Quartile rating: 8/10 · 1 rating
SEELE orders an all-out attack on NERV, aiming to destroy the Evas before Gendo can advance his own plans for the Human Instrumentality Project. Shinji is pushed to the limits of his sanity as he is forced to decide the fate of humanity.
The End of Evangelion is a singular, visceral cinematic experience that functions simultaneously as a conclusion and a deconstruction of its own narrative. The plot is audaciously dense — blending mecha warfare, Jungian psychology, Gnostic mythology, and existential horror into a coherent if deliberately opaque whole — earning a genuine 4. Cinematography is exceptional: Anno's direction employs jarring live-action inserts, extreme close-ups, fragmented editing, and hauntingly composed surreal imagery that remains visually unlike almost anything else in animation, warranting a 4. Novelty is equally high — the film's avant-garde structure and its willingness to weaponize the audience's psychological vulnerability against themselves is genuinely one-of-a-kind.
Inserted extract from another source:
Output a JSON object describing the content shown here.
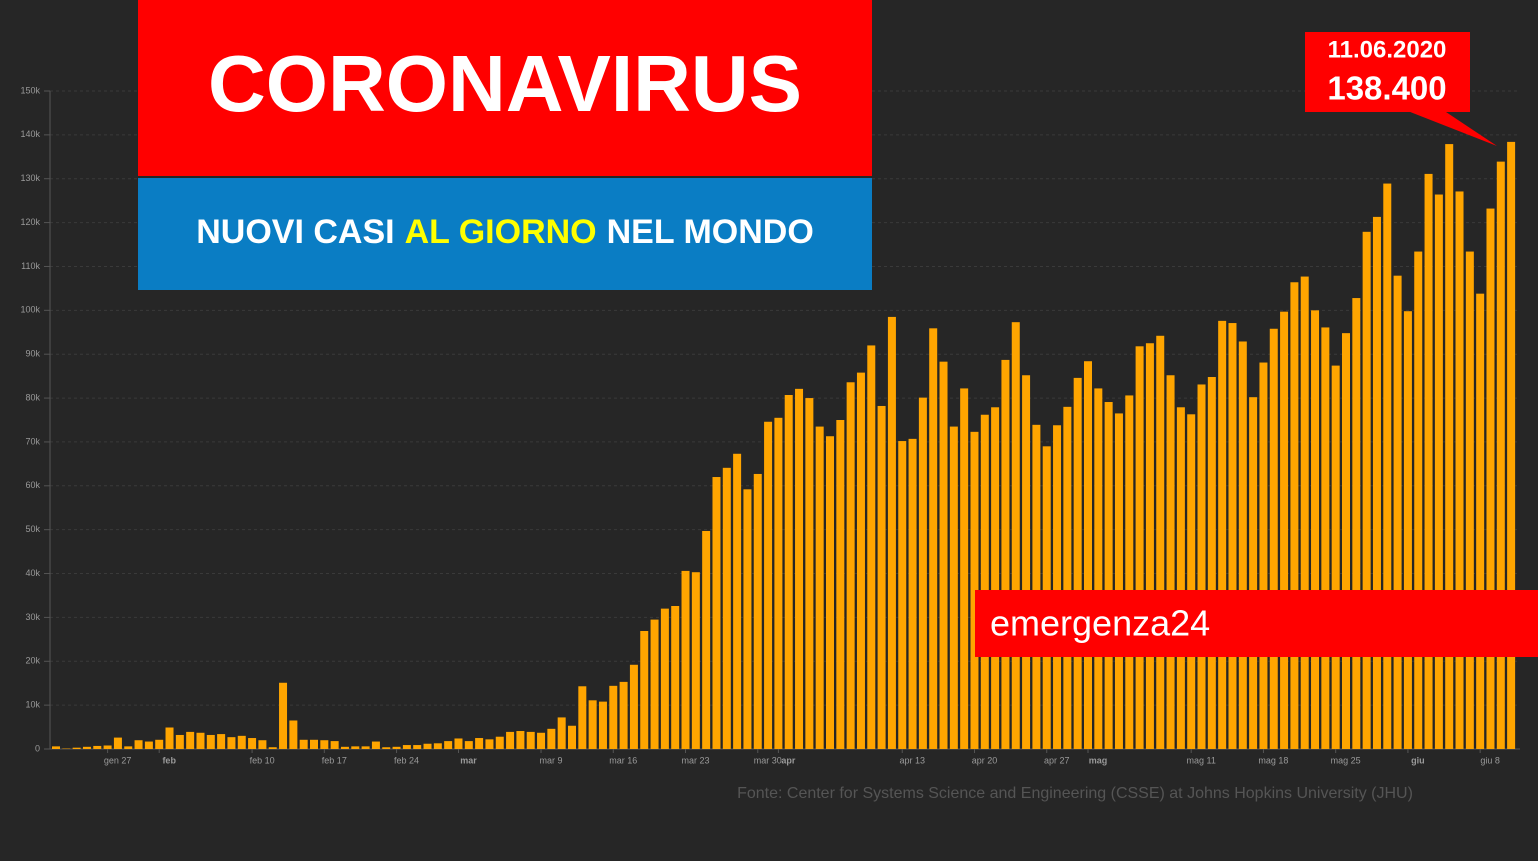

The voice performances carry enormous emotional weight, particularly Ogata's Shinji, though the medium's conventions slightly limit the ceiling. The ending is deliberately alienating and ambiguous — Shinji's final rejection of Instrumentality is thematically earned but emotionally unresolved in ways that feel intentional yet also frustrating, placing it slightly below the film's other heights.